Let's assume the rate of the river current is "x" miles per hour.
When Brian is going upstream (against the current), the effective speed of the boat is decreased by the rate of the river current. So, his speed is 9 - x miles per hour.
Similarly, when Brian is going downstream (with the current), the effective speed of the boat is increased by the rate of the river current. So, his speed is 9 + x miles per hour.
Now, the time taken to go 10 miles upstream at a speed of 9 - x miles per hour is given as the same time taken to go 20 miles downstream at a speed of 9 + x miles per hour.
We can set up the following equation:
10 / (9 - x) = 20 / (9 + x)
To solve this equation, we can cross-multiply:
10(9 + x) = 20(9 - x)
90 + 10x = 180 - 20x
30x = 90
x = 90 / 30
x = 3
Therefore, the rate of the river current is 3 miles per hour.
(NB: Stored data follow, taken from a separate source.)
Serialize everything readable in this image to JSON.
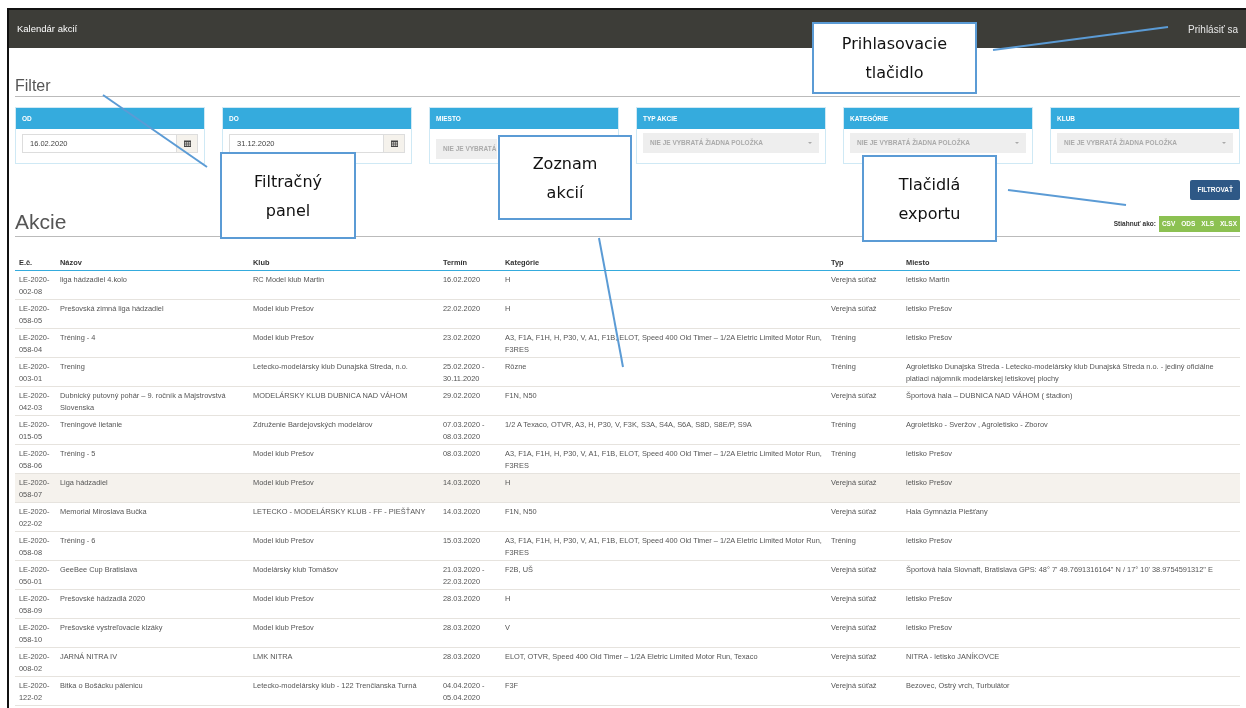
{
  "navbar": {
    "title": "Kalendár akcií",
    "login": "Prihlásiť sa"
  },
  "filter": {
    "heading": "Filter",
    "panels": [
      {
        "label": "OD",
        "kind": "date",
        "value": "16.02.2020"
      },
      {
        "label": "DO",
        "kind": "date",
        "value": "31.12.2020"
      },
      {
        "label": "MIESTO",
        "kind": "select",
        "placeholder": "NIE JE VYBRATÁ",
        "caret": false
      },
      {
        "label": "TYP AKCIE",
        "kind": "select",
        "placeholder": "NIE JE VYBRATÁ ŽIADNA POLOŽKA",
        "caret": true
      },
      {
        "label": "KATEGÓRIE",
        "kind": "select",
        "placeholder": "NIE JE VYBRATÁ ŽIADNA POLOŽKA",
        "caret": true
      },
      {
        "label": "KLUB",
        "kind": "select",
        "placeholder": "NIE JE VYBRATÁ ŽIADNA POLOŽKA",
        "caret": true
      }
    ],
    "button": "FILTROVAŤ"
  },
  "events": {
    "heading": "Akcie",
    "export": {
      "label": "Stiahnuť ako:",
      "formats": [
        "CSV",
        "ODS",
        "XLS",
        "XLSX"
      ]
    },
    "table": {
      "columns": [
        "E.č.",
        "Názov",
        "Klub",
        "Termín",
        "Kategórie",
        "Typ",
        "Miesto"
      ],
      "rows": [
        {
          "selected": false,
          "cells": [
            "LE-2020-002-08",
            "liga hádzadiel 4.kolo",
            "RC Model klub Martin",
            "16.02.2020",
            "H",
            "Verejná súťaž",
            "letisko Martin"
          ]
        },
        {
          "selected": false,
          "cells": [
            "LE-2020-058-05",
            "Prešovská zimná liga hádzadiel",
            "Model klub Prešov",
            "22.02.2020",
            "H",
            "Verejná súťaž",
            "letisko Prešov"
          ]
        },
        {
          "selected": false,
          "cells": [
            "LE-2020-058-04",
            "Tréning - 4",
            "Model klub Prešov",
            "23.02.2020",
            "A3, F1A, F1H, H, P30, V, A1, F1B, ELOT, Speed 400 Old Timer – 1/2A Eletric Limited Motor Run, F3RES",
            "Tréning",
            "letisko Prešov"
          ]
        },
        {
          "selected": false,
          "cells": [
            "LE-2020-003-01",
            "Trening",
            "Letecko-modelársky klub Dunajská Streda, n.o.",
            "25.02.2020 - 30.11.2020",
            "Rôzne",
            "Tréning",
            "Agroletisko Dunajska Streda - Letecko-modelársky klub Dunajská Streda n.o. - jediný oficiálne platiaci nájomník modelárskej letiskovej plochy"
          ]
        },
        {
          "selected": false,
          "cells": [
            "LE-2020-042-03",
            "Dubnický putovný pohár – 9. ročník a Majstrovstvá Slovenska",
            "MODELÁRSKY KLUB DUBNICA NAD VÁHOM",
            "29.02.2020",
            "F1N, N50",
            "Verejná súťaž",
            "Športová hala – DUBNICA NAD VÁHOM ( štadion)"
          ]
        },
        {
          "selected": false,
          "cells": [
            "LE-2020-015-05",
            "Treningové lietanie",
            "Združenie Bardejovských modelárov",
            "07.03.2020 - 08.03.2020",
            "1/2 A Texaco, OTVR, A3, H, P30, V, F3K, S3A, S4A, S6A, S8D, S8E/P, S9A",
            "Tréning",
            "Agroletisko - Sveržov , Agroletisko - Zborov"
          ]
        },
        {
          "selected": false,
          "cells": [
            "LE-2020-058-06",
            "Tréning - 5",
            "Model klub Prešov",
            "08.03.2020",
            "A3, F1A, F1H, H, P30, V, A1, F1B, ELOT, Speed 400 Old Timer – 1/2A Eletric Limited Motor Run, F3RES",
            "Tréning",
            "letisko Prešov"
          ]
        },
        {
          "selected": true,
          "cells": [
            "LE-2020-058-07",
            "Liga hádzadiel",
            "Model klub Prešov",
            "14.03.2020",
            "H",
            "Verejná súťaž",
            "letisko Prešov"
          ]
        },
        {
          "selected": false,
          "cells": [
            "LE-2020-022-02",
            "Memorial Miroslava Bučka",
            "LETECKO - MODELÁRSKY KLUB - FF - PIEŠŤANY",
            "14.03.2020",
            "F1N, N50",
            "Verejná súťaž",
            "Hala Gymnázia Piešťany"
          ]
        },
        {
          "selected": false,
          "cells": [
            "LE-2020-058-08",
            "Tréning - 6",
            "Model klub Prešov",
            "15.03.2020",
            "A3, F1A, F1H, H, P30, V, A1, F1B, ELOT, Speed 400 Old Timer – 1/2A Eletric Limited Motor Run, F3RES",
            "Tréning",
            "letisko Prešov"
          ]
        },
        {
          "selected": false,
          "cells": [
            "LE-2020-050-01",
            "GeeBee Cup Bratislava",
            "Modelársky klub Tomášov",
            "21.03.2020 - 22.03.2020",
            "F2B, UŠ",
            "Verejná súťaž",
            "Športová hala Slovnaft, Bratislava GPS: 48° 7' 49.7691316164\" N / 17° 10' 38.9754591312\" E"
          ]
        },
        {
          "selected": false,
          "cells": [
            "LE-2020-058-09",
            "Prešovské hádzadlá 2020",
            "Model klub Prešov",
            "28.03.2020",
            "H",
            "Verejná súťaž",
            "letisko Prešov"
          ]
        },
        {
          "selected": false,
          "cells": [
            "LE-2020-058-10",
            "Prešovské vystreľovacie klzáky",
            "Model klub Prešov",
            "28.03.2020",
            "V",
            "Verejná súťaž",
            "letisko Prešov"
          ]
        },
        {
          "selected": false,
          "cells": [
            "LE-2020-008-02",
            "JARNÁ NITRA IV",
            "LMK NITRA",
            "28.03.2020",
            "ELOT, OTVR, Speed 400 Old Timer – 1/2A Eletric Limited Motor Run, Texaco",
            "Verejná súťaž",
            "NITRA - letisko JANÍKOVCE"
          ]
        },
        {
          "selected": false,
          "cells": [
            "LE-2020-122-02",
            "Bitka o Bošácku pálenicu",
            "Letecko-modelársky klub - 122 Trenčianska Turná",
            "04.04.2020 - 05.04.2020",
            "F3F",
            "Verejná súťaž",
            "Bezovec, Ostrý vrch, Turbulátor"
          ]
        }
      ]
    }
  },
  "annotations": [
    {
      "text": "Prihlasovacie tlačidlo"
    },
    {
      "text": "Filtračný panel"
    },
    {
      "text": "Zoznam akcií"
    },
    {
      "text": "Tlačidlá exportu"
    }
  ]
}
To find the rate of the river current, we can use the formula:
Speed = Distance / Time
Let's assume the rate of the river current is "r" miles per hour.
When traveling upstream, Brian's effective speed is reduced since he is going against the current. Therefore, his speed is:
Effective speed upstream = Speed in still water - Rate of current
Thus, the effective speed upstream is (9 - r) miles per hour.
When traveling downstream, Brian's effective speed is increased since he is going with the current. Therefore, his speed is:
Effective speed downstream = Speed in still water + Rate of current
Thus, the effective speed downstream is (9 + r) miles per hour.
According to the problem statement, Brian took the same amount of time to travel both upstream and downstream. Let's call this time "t".
The distance traveled upstream is 10 miles, and the distance traveled downstream is 20 miles.
Using the formula Speed = Distance / Time, we can set up the following equations:
10 / t = (9 - r) -- Equation 1
20 / t = (9 + r) -- Equation 2
To solve for "r", let's solve the system of equations.
From Equation 1, we can rewrite it as:
10 = t * (9 - r)
Simplifying, we get:
10 = 9t - rt
Bringing the rt term to the left side, we have:
rt - 9t = -10
Factoring out "t", we get:
t(r - 9) = -10
Dividing both sides by (r - 9), we find:
t = -10 / (r - 9)
Now, let's substitute this expression for "t" into Equation 2:
20 / (-10 / (r - 9)) = (9 + r)
Simplifying, we get:
20 * (r - 9) = (-10) * (9 + r)
Expanding both sides, we have:
20r - 180 = -90 - 10r
Adding 10r to both sides, we get:
30r - 180 = -90
Adding 180 to both sides, we get:
30r = 90
Dividing both sides by 30, we find:
r = 3
Therefore, the rate of the river current is 3 miles per hour.